Probably the best your going get is the book "Software Estimation: Demystifying the Black Art "
Even applying those techniques you get it wrong.
Most experienced software companies have adopted agile, and accept reductions in scope to meet deadlines as something that happens.
Of course, all this leads to bad blood between techies and business side: how long will it take? -> probably about 3 weeks, but this requires using a library we haven't used before, so in the worst case even 2 months -> what? so long? get it done in 4 days, this is required the next week -> no, that's not really possible -> make it happen -> it happens and it either sucks when it's delivered at all, so the deadline gets extended anyway to iron out all the bugs or it causes lots of problems in the future.
"OK you have implemented it as requested, but finally the customer does not like it, it needs to be slightly different. Can you do it quickly?"
Sometimes it is easy to adapt, sometimes next to impossible.
When the outcome is bad/not what humanity wants, we get/give a negative response and hope the outcome next time will be better.
"It made a few episodes of webcomics obsolete: xkcd: Tasks (totally, by Park or Bird?), xkcd: Game AI) (partially, by AlphaGo), PHD Comics: If TV Science was more like REAL Science (not exactly, but still it’s cool, by LapSRN)"
If not, what is your interpretation of the XKCD cartoon?
ML is powering most or even all self driving car efforts underway, powers online translation services, numerous vision projects and speech recognition besides winning competitions meeting or exceeding human performance on the same data.
I'm just as allergic to those that hype some technology as I am to those that will snarkily discard something with arguments that have already been laid to rest, in some cases multiple years ago.
Xkcd is fun, but isn't necessarily prescient nor does it have to be accurate, when this cartoon was published the writing was already on the wall and that's 3 years ago. It's fine to be skeptical about new technology but before you start criticizing it make sure that you have at least a rough idea of where things stand lest you end up looking foolish.

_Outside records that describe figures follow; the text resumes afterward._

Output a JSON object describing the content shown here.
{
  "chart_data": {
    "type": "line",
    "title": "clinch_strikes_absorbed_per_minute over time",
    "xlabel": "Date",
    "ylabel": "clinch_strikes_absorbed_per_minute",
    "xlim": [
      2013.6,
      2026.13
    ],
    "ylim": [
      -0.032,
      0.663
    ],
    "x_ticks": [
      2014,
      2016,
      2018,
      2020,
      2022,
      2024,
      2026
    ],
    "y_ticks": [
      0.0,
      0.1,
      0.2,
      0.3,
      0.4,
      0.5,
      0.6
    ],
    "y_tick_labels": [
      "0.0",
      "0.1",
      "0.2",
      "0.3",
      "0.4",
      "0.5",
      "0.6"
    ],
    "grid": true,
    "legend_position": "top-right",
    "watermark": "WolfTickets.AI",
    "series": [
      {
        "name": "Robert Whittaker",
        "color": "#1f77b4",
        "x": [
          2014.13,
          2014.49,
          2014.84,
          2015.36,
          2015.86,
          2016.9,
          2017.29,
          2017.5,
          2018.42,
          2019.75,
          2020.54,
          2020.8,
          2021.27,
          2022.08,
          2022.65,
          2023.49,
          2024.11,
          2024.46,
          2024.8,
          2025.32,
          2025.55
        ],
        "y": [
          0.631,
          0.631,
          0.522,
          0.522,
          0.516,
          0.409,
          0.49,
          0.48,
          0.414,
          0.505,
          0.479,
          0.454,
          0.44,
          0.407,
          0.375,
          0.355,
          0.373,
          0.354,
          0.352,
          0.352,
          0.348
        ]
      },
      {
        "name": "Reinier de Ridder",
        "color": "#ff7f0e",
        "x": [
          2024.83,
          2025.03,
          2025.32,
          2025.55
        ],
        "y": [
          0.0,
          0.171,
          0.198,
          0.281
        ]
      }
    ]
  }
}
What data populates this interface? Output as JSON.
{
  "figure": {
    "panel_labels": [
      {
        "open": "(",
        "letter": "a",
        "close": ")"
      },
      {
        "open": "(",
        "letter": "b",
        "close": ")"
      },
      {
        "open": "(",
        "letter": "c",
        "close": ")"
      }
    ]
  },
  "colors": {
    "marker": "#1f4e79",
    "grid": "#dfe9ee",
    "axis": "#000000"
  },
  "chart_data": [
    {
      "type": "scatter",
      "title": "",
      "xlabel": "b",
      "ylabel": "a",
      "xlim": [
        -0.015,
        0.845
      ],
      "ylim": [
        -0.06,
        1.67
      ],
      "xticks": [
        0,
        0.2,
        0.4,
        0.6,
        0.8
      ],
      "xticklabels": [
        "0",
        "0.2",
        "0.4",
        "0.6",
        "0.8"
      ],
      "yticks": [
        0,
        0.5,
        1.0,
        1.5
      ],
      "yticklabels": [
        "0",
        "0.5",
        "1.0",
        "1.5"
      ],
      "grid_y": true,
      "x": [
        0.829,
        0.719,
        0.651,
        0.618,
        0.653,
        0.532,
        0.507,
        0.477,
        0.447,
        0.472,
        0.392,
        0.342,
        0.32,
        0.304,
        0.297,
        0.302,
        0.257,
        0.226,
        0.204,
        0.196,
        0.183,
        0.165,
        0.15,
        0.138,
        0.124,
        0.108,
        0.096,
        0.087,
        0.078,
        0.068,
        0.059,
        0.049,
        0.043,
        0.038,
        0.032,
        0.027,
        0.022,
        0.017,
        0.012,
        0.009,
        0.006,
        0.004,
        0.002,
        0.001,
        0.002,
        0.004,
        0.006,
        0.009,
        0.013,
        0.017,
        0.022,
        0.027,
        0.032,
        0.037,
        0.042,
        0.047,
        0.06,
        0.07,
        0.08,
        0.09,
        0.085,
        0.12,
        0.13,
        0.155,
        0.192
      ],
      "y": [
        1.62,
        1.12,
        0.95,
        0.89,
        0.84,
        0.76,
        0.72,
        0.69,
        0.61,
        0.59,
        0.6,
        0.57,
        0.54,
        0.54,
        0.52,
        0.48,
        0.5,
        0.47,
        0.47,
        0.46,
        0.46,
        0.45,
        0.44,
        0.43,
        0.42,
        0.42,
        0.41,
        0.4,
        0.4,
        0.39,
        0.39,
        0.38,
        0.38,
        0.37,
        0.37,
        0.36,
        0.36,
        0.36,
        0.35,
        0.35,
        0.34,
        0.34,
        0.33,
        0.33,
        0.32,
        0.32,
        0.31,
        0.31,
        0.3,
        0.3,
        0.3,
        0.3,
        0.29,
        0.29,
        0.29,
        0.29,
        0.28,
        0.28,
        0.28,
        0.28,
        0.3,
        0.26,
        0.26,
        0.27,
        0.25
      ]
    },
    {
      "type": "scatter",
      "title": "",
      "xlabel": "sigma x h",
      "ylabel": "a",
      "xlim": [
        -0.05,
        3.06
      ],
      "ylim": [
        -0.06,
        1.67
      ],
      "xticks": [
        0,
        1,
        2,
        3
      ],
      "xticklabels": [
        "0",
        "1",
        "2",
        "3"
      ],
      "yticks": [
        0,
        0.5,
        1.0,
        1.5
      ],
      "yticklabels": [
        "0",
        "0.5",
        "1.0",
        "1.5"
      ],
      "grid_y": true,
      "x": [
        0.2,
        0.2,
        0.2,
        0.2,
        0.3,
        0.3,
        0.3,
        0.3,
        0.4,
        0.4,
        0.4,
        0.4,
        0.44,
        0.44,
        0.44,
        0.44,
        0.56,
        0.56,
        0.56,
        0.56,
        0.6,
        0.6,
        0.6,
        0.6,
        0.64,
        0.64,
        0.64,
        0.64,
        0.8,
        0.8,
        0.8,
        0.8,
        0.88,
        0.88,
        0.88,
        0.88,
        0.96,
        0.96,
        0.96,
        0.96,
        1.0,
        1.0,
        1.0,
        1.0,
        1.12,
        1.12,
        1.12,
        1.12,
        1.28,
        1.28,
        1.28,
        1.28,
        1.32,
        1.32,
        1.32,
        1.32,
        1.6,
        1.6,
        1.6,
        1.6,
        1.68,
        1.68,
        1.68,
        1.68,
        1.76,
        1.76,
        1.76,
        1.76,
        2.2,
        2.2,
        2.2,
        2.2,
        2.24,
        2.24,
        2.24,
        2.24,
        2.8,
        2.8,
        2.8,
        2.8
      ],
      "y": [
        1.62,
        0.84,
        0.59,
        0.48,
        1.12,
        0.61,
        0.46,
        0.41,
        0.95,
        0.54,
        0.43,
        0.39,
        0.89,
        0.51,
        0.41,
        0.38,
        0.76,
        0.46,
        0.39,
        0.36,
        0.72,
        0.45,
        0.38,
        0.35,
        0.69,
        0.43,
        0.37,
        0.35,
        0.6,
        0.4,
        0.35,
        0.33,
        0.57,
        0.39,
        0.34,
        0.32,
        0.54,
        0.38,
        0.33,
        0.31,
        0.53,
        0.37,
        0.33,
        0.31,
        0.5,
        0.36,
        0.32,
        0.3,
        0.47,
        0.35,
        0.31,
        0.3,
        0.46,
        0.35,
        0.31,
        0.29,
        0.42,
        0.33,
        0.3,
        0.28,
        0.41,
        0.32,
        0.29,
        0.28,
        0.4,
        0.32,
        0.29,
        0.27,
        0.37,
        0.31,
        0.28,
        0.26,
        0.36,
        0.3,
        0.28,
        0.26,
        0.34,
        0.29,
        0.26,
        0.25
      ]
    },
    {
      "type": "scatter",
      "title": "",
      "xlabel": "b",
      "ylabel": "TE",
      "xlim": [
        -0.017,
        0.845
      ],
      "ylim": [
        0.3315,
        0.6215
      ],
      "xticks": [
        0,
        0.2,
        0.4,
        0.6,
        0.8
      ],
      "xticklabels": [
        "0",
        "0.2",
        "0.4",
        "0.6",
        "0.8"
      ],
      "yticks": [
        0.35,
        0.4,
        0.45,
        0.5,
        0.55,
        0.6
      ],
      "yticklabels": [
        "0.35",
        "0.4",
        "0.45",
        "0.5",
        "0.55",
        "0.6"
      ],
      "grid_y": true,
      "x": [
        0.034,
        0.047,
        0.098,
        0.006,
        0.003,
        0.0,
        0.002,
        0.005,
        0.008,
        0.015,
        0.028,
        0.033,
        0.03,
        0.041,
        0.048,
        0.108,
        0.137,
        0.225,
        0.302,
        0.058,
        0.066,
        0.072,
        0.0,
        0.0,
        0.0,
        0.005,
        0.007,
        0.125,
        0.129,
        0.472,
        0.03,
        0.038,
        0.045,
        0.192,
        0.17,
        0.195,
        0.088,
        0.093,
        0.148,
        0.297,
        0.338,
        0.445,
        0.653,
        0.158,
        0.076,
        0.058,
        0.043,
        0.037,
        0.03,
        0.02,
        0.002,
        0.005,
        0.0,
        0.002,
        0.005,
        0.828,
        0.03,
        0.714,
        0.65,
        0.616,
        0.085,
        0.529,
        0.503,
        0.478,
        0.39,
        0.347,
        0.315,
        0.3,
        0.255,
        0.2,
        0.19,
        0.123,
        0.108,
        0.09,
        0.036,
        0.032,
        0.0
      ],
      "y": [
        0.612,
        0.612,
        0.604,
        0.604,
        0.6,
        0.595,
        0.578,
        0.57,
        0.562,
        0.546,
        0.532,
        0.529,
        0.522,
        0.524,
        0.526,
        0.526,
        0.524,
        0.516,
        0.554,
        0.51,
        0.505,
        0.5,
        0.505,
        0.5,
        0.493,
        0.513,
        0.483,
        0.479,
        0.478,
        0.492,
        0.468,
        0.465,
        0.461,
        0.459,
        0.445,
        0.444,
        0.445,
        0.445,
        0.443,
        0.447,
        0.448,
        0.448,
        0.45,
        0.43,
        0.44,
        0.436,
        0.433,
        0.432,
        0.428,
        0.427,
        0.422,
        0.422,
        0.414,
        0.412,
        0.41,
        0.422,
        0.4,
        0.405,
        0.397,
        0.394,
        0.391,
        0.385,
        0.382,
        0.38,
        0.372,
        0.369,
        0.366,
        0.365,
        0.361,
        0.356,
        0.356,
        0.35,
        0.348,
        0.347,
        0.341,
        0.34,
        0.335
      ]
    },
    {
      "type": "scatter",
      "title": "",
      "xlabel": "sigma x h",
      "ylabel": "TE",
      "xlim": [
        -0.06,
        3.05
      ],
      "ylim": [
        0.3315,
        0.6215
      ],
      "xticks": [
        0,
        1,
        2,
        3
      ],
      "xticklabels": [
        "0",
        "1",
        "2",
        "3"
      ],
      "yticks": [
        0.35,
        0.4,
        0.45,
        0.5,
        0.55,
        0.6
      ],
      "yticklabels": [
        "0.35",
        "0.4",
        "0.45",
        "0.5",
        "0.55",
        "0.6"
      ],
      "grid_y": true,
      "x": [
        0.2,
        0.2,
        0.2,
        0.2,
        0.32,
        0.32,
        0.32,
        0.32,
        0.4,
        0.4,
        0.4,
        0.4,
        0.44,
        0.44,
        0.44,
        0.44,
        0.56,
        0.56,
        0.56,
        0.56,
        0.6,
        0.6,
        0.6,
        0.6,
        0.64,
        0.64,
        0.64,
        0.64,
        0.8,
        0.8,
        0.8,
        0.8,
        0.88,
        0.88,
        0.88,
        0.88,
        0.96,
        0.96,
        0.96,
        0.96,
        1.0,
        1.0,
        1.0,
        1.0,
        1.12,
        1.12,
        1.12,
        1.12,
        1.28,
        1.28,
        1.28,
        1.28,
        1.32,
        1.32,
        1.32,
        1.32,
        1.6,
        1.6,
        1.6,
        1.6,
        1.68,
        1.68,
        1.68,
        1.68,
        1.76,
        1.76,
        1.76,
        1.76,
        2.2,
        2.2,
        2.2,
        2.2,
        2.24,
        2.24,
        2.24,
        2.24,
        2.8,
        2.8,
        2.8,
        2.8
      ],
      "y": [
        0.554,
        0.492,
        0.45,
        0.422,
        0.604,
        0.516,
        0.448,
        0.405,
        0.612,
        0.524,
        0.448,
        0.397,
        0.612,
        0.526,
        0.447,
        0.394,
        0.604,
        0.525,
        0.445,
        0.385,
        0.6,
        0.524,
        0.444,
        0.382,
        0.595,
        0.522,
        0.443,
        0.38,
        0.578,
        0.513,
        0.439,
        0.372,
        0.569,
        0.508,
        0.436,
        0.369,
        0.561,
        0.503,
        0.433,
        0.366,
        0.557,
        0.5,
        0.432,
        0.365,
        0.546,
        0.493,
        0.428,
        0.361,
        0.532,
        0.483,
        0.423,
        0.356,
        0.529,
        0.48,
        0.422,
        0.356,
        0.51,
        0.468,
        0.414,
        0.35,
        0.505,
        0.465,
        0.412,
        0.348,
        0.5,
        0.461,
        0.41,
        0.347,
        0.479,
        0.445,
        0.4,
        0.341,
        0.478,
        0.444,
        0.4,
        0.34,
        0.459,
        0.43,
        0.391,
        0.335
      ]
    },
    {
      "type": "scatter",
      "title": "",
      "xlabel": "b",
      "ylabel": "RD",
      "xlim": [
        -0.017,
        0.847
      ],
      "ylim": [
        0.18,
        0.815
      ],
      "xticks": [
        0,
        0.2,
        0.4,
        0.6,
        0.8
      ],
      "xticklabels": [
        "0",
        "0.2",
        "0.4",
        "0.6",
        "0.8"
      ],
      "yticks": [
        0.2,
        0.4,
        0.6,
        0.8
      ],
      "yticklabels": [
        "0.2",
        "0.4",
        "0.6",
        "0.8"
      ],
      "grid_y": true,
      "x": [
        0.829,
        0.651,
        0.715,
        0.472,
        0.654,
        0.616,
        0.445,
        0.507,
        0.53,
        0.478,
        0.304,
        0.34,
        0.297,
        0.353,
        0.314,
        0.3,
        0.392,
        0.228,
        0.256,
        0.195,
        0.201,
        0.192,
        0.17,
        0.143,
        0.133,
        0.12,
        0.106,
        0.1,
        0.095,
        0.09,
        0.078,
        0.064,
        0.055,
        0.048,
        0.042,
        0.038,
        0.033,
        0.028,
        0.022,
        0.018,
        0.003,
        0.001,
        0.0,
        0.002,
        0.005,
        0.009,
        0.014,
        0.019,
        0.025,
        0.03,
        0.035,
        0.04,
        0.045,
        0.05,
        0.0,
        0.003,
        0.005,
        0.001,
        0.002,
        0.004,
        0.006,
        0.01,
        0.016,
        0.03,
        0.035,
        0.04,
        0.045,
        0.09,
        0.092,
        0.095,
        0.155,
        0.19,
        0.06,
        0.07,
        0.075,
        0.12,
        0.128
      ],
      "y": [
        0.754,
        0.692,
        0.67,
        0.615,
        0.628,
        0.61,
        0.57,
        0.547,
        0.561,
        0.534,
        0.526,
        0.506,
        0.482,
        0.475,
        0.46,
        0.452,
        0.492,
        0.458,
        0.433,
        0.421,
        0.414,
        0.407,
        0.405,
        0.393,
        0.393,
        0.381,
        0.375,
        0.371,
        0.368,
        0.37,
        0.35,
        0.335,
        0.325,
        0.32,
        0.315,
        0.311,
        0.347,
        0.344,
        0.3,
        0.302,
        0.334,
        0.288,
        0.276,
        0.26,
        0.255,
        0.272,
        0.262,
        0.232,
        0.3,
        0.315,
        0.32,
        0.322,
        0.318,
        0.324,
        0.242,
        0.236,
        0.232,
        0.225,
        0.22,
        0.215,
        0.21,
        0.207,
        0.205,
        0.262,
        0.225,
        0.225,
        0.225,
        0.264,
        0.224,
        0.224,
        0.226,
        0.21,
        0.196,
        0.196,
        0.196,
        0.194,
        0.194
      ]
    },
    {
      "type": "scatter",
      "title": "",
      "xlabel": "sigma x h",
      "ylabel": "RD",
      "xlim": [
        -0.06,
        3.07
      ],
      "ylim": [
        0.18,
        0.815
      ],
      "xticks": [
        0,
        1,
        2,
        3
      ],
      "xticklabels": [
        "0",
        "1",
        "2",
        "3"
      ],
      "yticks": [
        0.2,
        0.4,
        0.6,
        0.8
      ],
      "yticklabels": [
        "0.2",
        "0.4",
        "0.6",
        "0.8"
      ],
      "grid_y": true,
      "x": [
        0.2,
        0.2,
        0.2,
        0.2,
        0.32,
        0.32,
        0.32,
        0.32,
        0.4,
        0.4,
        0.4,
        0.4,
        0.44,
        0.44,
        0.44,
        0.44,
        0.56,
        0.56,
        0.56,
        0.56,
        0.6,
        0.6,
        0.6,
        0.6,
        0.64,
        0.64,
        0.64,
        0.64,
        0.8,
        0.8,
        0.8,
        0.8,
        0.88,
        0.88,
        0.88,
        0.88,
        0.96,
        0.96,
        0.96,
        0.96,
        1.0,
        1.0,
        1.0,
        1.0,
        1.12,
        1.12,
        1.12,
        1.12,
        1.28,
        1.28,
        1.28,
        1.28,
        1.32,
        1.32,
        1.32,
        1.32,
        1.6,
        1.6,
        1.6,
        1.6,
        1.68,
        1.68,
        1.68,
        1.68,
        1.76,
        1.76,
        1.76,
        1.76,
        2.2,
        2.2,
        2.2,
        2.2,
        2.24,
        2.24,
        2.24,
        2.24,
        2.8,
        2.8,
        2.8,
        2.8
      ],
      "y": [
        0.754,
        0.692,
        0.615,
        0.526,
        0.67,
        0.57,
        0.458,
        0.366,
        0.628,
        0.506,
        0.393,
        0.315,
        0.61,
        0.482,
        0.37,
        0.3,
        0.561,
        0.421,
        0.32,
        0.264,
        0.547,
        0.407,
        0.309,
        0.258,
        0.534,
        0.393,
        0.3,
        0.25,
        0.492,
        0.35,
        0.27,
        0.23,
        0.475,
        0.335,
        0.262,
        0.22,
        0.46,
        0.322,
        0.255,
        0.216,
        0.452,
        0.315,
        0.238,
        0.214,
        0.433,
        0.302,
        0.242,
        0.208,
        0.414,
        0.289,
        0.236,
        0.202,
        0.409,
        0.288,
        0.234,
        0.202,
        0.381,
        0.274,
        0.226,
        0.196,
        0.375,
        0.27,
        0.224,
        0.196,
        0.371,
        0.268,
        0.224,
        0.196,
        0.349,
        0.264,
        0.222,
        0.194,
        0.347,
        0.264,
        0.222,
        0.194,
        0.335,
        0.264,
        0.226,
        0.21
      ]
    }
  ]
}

Sure, ML is abused and if we're not careful we will see another AI winter because of silly hype and ascribing near magical properties to ML. But at the same time snark, condescension and a-priori dismissal of what is most likely the biggest landslide in computing since the smartphone is - especially on a site that deals with both hacking and novelty - something that I would not expect.
Compared to the HN love for the next JS framework or language fad this attitude is surprising to say the least.
Like the neural nets which generated non-sense, but realistic looking C++ code.